ICW: Keterbatasan Fasilitas Uji Kir Buka Peluang Pungli
A
A
A
JAKARTA - Indonesia Corruption Watch (ICW) mengingatkan keterbatasan fasilitas pengujian kendaraan bermotor secara berkala (uji kir) berpeluang menciptakan pungutan liar (pungli), suap, dan praktik percaloan. Untuk itu pembenahan fasilitas harus dilakukan.

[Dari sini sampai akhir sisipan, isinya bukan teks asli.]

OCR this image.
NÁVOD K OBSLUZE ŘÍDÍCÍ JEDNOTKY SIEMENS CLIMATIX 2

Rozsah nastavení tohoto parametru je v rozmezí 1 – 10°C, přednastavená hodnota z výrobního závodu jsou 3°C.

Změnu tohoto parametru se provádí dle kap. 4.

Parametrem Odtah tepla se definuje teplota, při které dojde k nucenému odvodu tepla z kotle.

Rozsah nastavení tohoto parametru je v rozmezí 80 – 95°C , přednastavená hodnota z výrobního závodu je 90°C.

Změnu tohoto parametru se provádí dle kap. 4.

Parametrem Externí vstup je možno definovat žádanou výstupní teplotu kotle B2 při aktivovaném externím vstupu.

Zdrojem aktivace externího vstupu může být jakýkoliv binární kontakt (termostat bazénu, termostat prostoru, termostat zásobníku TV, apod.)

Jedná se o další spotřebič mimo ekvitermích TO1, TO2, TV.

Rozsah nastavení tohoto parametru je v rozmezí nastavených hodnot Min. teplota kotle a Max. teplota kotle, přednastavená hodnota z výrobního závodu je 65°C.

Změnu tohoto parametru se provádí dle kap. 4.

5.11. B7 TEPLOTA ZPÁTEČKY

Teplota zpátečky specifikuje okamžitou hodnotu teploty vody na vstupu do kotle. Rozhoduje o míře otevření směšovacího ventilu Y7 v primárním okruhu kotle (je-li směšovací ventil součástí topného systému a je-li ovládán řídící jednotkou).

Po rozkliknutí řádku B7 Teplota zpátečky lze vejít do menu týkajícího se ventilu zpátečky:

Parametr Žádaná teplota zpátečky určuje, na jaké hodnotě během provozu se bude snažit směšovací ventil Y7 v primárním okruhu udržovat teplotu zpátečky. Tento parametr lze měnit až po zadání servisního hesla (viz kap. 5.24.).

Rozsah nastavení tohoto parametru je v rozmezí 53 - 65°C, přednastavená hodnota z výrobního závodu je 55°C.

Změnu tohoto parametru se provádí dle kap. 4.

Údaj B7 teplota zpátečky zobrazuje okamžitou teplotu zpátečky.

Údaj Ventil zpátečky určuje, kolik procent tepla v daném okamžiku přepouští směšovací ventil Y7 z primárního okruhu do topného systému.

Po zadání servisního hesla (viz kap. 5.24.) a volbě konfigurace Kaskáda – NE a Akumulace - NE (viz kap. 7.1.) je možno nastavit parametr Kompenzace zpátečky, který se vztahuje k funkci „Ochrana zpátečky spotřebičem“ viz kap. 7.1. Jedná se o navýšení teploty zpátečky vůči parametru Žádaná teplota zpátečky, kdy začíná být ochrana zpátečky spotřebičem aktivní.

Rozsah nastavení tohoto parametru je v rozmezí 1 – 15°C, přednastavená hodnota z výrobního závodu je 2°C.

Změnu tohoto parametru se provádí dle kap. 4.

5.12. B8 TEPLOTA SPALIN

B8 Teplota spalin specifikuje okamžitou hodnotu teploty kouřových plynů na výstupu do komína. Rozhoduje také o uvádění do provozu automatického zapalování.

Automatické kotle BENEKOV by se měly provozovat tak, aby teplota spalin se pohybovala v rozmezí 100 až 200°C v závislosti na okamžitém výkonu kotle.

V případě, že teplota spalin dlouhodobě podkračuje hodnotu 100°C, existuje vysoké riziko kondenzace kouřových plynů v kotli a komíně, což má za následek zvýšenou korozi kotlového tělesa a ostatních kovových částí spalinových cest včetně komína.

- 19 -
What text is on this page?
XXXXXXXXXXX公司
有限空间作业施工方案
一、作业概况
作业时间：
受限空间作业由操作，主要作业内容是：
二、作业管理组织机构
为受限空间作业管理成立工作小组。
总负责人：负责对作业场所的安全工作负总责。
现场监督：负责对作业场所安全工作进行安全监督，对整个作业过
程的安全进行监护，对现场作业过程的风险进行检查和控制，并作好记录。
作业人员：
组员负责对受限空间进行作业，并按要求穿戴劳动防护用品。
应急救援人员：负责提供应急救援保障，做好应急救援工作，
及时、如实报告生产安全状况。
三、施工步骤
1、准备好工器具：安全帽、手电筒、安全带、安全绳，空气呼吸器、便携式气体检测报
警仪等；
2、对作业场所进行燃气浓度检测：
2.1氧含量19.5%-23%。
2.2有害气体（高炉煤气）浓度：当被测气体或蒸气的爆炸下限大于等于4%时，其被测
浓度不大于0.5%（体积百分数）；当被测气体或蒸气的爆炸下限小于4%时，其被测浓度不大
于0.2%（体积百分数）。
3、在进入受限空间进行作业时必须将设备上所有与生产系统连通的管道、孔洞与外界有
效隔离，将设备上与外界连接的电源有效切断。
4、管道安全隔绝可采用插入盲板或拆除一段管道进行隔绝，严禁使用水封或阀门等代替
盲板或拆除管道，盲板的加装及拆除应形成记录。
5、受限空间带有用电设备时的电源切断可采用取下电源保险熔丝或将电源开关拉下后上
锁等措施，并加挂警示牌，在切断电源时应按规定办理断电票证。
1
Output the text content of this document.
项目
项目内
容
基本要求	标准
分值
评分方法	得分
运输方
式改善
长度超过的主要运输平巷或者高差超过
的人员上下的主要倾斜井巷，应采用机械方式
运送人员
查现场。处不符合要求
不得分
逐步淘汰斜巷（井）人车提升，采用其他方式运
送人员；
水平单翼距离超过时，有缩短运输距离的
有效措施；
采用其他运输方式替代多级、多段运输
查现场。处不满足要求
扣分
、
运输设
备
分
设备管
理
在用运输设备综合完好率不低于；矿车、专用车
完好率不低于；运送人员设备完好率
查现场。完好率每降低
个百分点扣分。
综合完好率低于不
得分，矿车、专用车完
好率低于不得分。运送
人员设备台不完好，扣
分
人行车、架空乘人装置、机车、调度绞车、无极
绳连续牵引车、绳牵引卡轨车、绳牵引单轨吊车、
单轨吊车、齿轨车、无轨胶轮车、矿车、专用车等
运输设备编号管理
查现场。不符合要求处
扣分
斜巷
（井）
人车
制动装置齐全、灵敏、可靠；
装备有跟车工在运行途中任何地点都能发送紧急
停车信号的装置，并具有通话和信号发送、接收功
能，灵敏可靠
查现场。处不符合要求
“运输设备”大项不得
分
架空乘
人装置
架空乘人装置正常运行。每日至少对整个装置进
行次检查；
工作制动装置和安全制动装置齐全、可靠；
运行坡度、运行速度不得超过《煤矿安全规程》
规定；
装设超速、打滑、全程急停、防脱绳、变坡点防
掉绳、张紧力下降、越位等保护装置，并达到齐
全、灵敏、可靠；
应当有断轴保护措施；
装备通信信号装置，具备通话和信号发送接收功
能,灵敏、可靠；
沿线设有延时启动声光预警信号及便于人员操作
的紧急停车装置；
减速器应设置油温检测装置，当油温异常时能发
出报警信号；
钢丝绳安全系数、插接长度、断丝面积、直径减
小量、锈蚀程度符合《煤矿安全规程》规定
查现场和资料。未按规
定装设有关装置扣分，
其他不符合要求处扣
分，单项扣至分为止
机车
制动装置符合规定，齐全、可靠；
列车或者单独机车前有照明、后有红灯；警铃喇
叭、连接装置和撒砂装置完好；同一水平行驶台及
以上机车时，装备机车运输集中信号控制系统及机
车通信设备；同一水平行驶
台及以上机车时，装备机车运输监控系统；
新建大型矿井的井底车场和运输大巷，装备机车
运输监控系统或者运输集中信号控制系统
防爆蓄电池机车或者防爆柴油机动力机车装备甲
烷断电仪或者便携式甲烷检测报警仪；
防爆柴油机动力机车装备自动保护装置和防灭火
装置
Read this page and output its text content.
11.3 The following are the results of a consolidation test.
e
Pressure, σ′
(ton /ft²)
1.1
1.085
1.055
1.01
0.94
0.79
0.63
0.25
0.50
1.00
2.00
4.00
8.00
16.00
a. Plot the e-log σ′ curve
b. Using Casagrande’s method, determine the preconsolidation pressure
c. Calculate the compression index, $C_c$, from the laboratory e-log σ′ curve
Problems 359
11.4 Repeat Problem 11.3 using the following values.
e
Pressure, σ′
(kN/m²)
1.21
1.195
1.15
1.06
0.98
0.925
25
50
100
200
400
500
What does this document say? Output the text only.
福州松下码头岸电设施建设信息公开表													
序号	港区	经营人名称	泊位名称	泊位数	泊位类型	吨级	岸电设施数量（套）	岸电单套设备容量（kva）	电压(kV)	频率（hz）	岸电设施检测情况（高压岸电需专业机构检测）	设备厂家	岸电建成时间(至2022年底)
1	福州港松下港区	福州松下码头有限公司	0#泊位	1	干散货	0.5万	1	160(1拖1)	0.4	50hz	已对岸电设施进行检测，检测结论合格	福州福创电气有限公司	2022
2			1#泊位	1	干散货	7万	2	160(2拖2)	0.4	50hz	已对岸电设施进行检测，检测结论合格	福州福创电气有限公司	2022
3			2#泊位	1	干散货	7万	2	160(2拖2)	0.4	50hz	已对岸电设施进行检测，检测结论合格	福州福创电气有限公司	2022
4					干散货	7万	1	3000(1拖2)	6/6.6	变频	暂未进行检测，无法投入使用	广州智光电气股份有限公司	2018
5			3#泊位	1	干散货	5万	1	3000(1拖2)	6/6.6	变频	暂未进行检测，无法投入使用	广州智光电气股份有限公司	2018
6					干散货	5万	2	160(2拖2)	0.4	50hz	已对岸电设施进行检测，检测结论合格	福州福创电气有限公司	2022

Koordinator Divisi Investigasi ICW Febri Hendri mengatakan, munculnya pungli dan suap pada umumnya terjadi akibat buruknya fasilitas pelayanan publik dan birokrasi yang rumit. "Akibat fasilitas uji kir saat ini sangat terbatas dan tidak memadai orang akan mencari jalan pintas, sehingga peluang terjadinya praktik pungli dan suap sangat tinggi," kata Febri saat dihubungi, Rabu (29/3/2017).
Saat ini, puluhan ribu kendaraan taksi online belum melakukan uji kir. Ketentuan Permenhub 32 mengenai kewajiban uji kir membuat pemilik kendaraan berebut melakukan pengujian berkala tersebut. Belum lagi transportasi konvensional yang juga harus melakukan uji serupa.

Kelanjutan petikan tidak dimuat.